Can Accelerators Accelerate Local High-Growth Entrepreneurship? Evidence from Venture-Backed Startup Activity


Speaker


Abstract

We examine the impact of seed accelerator programs—fixed-term, cohort-based educational and mentorship programs for startups—on venture-backed seed and early stage technology entrepreneurship in the regions in which they locate. Accelerators are often opened with an eye towards galvanizing technology entrepreneurship activity in the region through provision of peer effects/role models. We use a difference-in-differences approach that utilizes the staggered introduction of such programs combined with matching methods and synthetic control methodologies to assess the impact of an accelerator’s arrival on the number and a volume of early stage VC deals completed in the region.

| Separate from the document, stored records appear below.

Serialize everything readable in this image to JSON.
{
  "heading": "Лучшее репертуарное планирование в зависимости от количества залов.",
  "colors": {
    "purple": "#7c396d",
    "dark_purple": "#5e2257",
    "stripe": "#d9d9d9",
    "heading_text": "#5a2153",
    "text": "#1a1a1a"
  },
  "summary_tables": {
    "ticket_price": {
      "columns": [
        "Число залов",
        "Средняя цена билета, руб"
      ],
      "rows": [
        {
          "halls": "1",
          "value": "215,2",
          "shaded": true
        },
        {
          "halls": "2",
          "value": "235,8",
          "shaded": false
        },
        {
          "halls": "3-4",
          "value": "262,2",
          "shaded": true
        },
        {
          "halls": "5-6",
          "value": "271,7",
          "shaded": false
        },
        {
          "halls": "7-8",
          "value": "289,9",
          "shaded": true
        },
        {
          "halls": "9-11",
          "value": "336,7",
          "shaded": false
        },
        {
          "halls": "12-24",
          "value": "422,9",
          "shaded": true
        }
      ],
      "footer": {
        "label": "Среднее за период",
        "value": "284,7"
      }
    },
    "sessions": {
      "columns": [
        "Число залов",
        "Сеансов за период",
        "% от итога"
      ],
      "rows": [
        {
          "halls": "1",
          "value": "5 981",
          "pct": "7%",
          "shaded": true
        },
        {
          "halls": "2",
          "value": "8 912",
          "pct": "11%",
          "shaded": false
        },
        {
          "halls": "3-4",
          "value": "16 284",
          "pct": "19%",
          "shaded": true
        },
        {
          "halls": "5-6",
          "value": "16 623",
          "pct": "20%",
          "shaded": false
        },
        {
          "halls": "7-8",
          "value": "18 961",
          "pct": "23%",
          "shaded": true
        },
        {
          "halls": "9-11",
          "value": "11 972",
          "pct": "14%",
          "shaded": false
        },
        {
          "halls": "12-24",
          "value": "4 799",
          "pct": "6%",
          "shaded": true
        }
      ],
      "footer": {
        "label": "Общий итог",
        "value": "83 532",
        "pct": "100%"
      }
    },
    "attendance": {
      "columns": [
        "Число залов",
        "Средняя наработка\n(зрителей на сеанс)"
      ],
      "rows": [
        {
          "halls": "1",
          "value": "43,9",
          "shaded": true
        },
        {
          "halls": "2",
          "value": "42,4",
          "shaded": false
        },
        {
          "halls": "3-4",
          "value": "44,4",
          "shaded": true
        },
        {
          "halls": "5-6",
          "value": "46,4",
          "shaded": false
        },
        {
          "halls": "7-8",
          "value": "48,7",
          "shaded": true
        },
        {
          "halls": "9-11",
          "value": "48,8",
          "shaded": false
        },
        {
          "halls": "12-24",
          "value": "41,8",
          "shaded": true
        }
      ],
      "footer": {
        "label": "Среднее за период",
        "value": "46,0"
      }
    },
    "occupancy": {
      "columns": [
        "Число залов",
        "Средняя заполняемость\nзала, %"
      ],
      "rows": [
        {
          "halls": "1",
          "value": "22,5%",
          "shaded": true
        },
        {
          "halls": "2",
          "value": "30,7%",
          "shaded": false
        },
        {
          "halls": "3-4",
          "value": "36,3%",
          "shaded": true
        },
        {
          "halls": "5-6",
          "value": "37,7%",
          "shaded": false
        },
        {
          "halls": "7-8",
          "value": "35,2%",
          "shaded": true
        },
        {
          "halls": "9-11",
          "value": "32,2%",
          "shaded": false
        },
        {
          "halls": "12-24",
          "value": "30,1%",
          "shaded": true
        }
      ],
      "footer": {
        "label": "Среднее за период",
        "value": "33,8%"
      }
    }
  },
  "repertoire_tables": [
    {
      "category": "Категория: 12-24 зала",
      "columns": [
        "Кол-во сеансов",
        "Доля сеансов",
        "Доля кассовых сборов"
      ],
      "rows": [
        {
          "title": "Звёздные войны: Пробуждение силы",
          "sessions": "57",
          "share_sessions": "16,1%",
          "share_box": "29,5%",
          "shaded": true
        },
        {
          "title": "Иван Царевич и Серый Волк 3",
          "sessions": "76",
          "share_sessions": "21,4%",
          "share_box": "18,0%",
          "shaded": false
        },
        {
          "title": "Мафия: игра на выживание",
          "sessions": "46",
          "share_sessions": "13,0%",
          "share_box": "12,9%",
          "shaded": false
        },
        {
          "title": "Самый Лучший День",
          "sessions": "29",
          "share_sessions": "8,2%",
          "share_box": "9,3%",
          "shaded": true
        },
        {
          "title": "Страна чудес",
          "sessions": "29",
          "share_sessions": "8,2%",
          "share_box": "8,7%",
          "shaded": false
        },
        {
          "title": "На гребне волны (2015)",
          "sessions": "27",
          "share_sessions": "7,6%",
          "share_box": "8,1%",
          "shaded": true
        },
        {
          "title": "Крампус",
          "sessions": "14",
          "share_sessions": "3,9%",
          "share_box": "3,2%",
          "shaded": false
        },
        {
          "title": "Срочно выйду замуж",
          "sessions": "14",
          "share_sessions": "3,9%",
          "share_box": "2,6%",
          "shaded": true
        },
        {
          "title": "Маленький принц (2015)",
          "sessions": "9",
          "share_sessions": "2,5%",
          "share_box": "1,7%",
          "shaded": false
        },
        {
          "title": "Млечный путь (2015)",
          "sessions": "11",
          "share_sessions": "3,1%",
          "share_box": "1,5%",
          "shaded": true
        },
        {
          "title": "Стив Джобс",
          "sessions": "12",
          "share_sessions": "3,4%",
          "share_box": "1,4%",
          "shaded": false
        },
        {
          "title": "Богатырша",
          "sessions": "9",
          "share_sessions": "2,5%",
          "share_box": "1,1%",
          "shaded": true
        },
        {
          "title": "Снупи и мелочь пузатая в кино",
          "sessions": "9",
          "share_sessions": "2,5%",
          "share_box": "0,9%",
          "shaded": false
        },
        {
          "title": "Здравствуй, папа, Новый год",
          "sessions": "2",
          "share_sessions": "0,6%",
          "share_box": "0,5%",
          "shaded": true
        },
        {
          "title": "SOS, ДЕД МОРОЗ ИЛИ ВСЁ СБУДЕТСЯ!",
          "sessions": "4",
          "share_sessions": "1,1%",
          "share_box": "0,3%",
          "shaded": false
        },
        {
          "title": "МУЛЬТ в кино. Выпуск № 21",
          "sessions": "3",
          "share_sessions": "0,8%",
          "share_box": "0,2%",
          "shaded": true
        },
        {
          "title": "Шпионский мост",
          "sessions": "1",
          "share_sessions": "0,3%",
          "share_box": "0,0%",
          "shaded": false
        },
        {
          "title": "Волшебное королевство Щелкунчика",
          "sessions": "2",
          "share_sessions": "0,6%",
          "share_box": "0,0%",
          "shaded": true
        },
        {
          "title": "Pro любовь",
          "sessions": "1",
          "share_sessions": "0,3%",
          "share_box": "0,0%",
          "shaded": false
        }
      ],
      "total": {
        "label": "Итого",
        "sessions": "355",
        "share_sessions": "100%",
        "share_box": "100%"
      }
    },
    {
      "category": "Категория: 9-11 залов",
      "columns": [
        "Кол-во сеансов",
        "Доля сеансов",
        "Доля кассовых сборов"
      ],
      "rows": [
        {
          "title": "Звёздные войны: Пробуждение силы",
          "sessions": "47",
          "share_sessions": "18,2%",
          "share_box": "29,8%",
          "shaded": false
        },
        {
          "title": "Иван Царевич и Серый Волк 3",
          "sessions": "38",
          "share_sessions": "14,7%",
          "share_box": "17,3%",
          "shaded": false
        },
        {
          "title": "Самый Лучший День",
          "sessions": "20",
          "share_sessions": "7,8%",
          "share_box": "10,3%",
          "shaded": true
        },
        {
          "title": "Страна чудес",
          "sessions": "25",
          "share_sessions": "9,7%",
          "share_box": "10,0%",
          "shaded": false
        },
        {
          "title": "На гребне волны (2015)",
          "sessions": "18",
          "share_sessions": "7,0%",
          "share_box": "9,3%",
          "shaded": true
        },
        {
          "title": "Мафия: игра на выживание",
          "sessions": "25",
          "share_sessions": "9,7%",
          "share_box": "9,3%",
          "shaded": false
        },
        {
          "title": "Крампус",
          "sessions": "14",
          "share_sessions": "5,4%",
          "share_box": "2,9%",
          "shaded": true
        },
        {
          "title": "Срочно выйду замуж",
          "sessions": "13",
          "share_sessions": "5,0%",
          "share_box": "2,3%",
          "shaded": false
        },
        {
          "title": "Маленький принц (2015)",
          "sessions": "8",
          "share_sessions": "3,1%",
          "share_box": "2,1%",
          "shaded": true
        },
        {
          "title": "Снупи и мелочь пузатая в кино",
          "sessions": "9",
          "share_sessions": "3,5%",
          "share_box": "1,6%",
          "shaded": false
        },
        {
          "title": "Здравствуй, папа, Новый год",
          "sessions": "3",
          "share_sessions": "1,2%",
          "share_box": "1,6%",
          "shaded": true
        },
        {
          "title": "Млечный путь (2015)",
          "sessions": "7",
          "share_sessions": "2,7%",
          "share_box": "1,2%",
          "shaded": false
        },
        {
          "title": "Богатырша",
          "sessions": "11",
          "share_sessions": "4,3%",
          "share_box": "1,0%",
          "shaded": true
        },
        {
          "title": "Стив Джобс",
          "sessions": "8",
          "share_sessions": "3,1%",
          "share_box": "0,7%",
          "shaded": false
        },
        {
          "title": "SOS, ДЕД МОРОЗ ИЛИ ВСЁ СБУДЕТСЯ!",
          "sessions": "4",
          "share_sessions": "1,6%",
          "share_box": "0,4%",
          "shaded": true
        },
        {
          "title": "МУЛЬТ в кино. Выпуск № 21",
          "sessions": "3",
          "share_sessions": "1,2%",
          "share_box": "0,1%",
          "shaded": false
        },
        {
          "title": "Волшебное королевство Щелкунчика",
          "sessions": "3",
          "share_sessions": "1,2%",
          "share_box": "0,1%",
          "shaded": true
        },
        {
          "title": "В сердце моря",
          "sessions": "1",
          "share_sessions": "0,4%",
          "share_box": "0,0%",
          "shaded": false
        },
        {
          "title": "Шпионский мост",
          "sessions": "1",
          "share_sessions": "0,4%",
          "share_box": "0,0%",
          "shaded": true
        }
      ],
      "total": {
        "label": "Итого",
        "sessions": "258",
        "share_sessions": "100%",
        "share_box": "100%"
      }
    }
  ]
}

The arrival of an accelerator is associated with a significant increase in the volume of seed and early stage deals, driven primarily by the emergence of new local VC firms. This increase applies to startups that did not go through an accelerator as well, supporting the notion that an accelerator can lead to peer effects and provision of role models in the ecosystem. The findings suggest that the introduction of such programs can have a general effect on the equilibrium of the regions in which they locate, rather than merely an effect of treatment on the treated, and suggests a role for accelerator programs in galvanizing latent regional interest in entrepreneurial activity.